FG, ASUU Trade Blame As Strike Enters 50th Day

 

The Minister of State for Education, Mr Emeka Nwajiuba, has said striking university workers including the Academic Staff Union of Universities, the Joint Action Committee of the Senior Staff Association of Nigerian Universities and the Non-Academic Staff Union of Education and Associated Institutions are mean and wicked for shutting down universities across the country.

This is just as the ASUU’s strike enters its 50th day on Tuesday (today).

The unions are currently on strike over failure by the Federal Government to honour the various agreements reached with them.

Nwajiuba, in an interview with one of our correspondents, said it was an act of wickedness for the unions to go on strike for entitlements that the government would still give them.
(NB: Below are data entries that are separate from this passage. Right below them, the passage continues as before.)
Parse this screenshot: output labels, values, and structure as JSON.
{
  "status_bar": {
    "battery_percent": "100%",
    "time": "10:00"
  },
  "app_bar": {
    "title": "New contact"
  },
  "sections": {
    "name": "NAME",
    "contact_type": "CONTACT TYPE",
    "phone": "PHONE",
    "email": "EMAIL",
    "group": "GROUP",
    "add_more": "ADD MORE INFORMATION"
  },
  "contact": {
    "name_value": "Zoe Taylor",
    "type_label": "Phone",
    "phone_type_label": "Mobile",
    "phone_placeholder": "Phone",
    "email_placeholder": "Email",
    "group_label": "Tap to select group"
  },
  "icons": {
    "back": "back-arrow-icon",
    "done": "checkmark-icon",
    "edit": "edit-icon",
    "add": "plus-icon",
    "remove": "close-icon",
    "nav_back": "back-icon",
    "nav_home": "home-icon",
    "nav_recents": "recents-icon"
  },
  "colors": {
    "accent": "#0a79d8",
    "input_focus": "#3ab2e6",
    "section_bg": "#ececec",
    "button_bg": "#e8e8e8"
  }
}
The minister said, “We are negotiating with the Polytechnics and Colleges of Education and the same thing ASUU is asking for is the same thing they are asking for but they are willing to continue working.

“The only place we have a suspension of work is the ASUU, SSANU and NASU on account of things they believe are owed them. We believe every union is entitled to make these requests. The government has agreed with them. Government is only releasing money as they have it.

“The renegotiation committee has always been constituted; the only departure is in the willingness of ASUU, SSANU and NASU to continue working while the same entitlements are on.

“The others have same demands but are willing to continue working while they get their entitlements. We have consistently said if you disrupt academic programmes because of one entitlement you are supposed to get, you will eventually get the entitlement but our children would have lost the time they are supposed to learn, you are just being mean. There is no point disrupting everybody’s life, those people can’t regain their lives but you can regain yours, because you haven’t gotten it everybody else must lose something.

“The strike has not produced the money they are asking for, if the money was there they would have been paid the day they started the strike.

“Government has heard them, they are not wrong but the same way government has said they will get the money, for every strike they have embarked on they still get their money but human beings have lost times.

They are not only being wicked to the government but they are wicked to the human beings that constitute Nigeria.”

In his reaction, the National President, ASUU, Prof. Emmanuel Osodeke, wondered why the Federal Government had refused to meet the union’s demand.

“I will not honour people like Nwajiuba with my response. If the government wants the children of the ordinary Nigerian people to have good education like their children who are schooling abroad, they would have resolved the problem within one week.

“Ask Nwajiuba why the Ministry of Education has refused to meet with the ASUU?”

Also, ASUU chairman, University of Lagos, Dr Dele Ashiru, described Nwajiuba’s statement as callous and provocative.

“This is the kind of reaction you get from those who became ministers of the Federal Republic based on quota system. If the minister knows that ASUU would eventually get what it wants why wait until the system is shut down?

“Is it sane for the conditions of service of a worker to remain the same in the last 12 years? The remark by the minister is therefore, to say the least, provocative, callous and insensate.

“As for ASUP and COEASU, if they are comfortable with empty promises from an insensitive ruining elite, good for them.”

Osodeke had earlier told The PUNCH that despite the strike entering its 50th day, the government had not done anything new.

“They have not done anything new, there is no new update as we speak. However, one thing is certain and that is the fact that our ultimatum still stands. The extension of the warning strike will elapse by May 14 after which the NEC will meet on the decision to take,” he said.

Meanwhile, the 2022 Unified Tertiary Matriculation Examination/Direct Entry examinations are set to commence on May 6, 2022 amidst the ongoing strike.

On the impact of the strike on the 2022 admission process, the spokesperson for the Joint Admission and Matriculation Board, Fabian Benjamin, said, “It is not the duty of the board to meddle into admissions of institutions. We conduct the examinations and the schools conduct the admissions. However, the strike will have an impact on everything. Even the person who is on strike is feeling the impact.”